“La zona di interesse”, oltre la banalità del male

La vita piccolo-borghese del comandante in capo del campo di sterminio di Auschwitz. Con la bella famigliola fatta di moglie e cinque figli che vive in una villetta foresteria dotata di piscina, giardino, un cavallo e tutto quel che può sognare nella Germania del 1943 un piccolo e feroce burocrate che vive come se al di là dei muri della propria abitazione non ci fosse un campo di concentramento per cui sono passati centinaia di migliaia di ebrei, sterminati con metodica ferocia.

Il film “La zona di interesse“ (tratto dall’omonimo libro di Martin Amis) spiega nella pratica, e andando oltre, quel concetto di “banalità del male” che ha reso famosa – anche per chi non è dentro a queste tragiche cose – la scrittrice e filosofa Hannah Arendt.

La grandiosa trovata del regista Jonathan Glazer è stata quella – premiata già all’ultimo Festival di Cannes – di fare un film sulla Shoah facendo vedere solo il comportamento criminale e indifferente dei carnefici. Le vittime non si vedono mai. Urli in lontananza , effetti visivi con musica da film dell’orrore, e poi tutte scene quotidiane di una sana famiglia nazionalsocialista. Che ad Auschwitz sta benissimo. Tanto che quando il marito comandante rischia di essere trasferito ad altro incarico, la moglie prima minaccia di lasciarlo e poi lo prega di cercare raccomandazioni presso Adolf Hitler perché almeno lei e i figli possano continuare a vivere nella foresteria in cui si sono trovati tanto bene.

Alla fine il protagonista riesce a farsi riassegnare la direzione di Auschwitz e la famiglia e altri amici ufficiali nazisti festeggiano tutti felici mentre, al di là della cinta muraria di questa villa, gli ebrei vengono mandati ai forni mobilitando ingegneri che progettano sistemi di eliminazione sempre più efficienti vantandosene nella loro corrispondenza con Himmler.

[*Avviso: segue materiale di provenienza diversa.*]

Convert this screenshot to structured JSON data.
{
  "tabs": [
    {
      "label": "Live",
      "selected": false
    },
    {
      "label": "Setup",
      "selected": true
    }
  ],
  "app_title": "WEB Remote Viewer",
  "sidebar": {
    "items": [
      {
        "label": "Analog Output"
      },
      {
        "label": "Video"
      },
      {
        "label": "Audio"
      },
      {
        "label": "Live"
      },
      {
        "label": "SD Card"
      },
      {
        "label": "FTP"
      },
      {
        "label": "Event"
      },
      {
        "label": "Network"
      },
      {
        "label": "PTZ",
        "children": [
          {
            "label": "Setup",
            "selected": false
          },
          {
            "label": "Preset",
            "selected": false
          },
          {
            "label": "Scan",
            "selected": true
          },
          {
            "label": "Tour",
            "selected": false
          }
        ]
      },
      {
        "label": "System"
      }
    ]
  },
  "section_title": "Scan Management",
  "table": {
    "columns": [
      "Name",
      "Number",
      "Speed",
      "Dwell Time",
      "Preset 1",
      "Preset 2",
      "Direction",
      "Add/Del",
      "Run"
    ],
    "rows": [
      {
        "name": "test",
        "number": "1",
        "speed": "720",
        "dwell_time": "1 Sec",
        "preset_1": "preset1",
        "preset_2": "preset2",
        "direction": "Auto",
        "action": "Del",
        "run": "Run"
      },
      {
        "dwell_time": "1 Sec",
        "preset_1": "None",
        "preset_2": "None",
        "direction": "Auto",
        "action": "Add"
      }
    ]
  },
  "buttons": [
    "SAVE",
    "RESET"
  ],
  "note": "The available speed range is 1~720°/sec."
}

Ogni tanto i soldati portano vestiti degli ebrei da scegliere per appropriarsene per la signora moglie del capo del campo e per le sue amiche come nei mercatini della domenica. Scene terribili anche quelle in cui si smontano i crani degli ebrei per rimuovere denti d’oro et similia.

Una amica della padrona di casa, ospite per il tè delle cinque, si vanta di aver trovato un giorno – in altro campo – un diamante dentro a un tubetto di dentifricio e “da allora” di svuotare tutti i tubetti appartenuti alle vittime, perché “non si sa mai...”.

Un film stupendo e terribile che presenta il male assoluto nella sua routine burocratica. Alla Arendt sarebbe sicuramente piaciuto. Dal 22 febbraio sarà in tutti i cinema.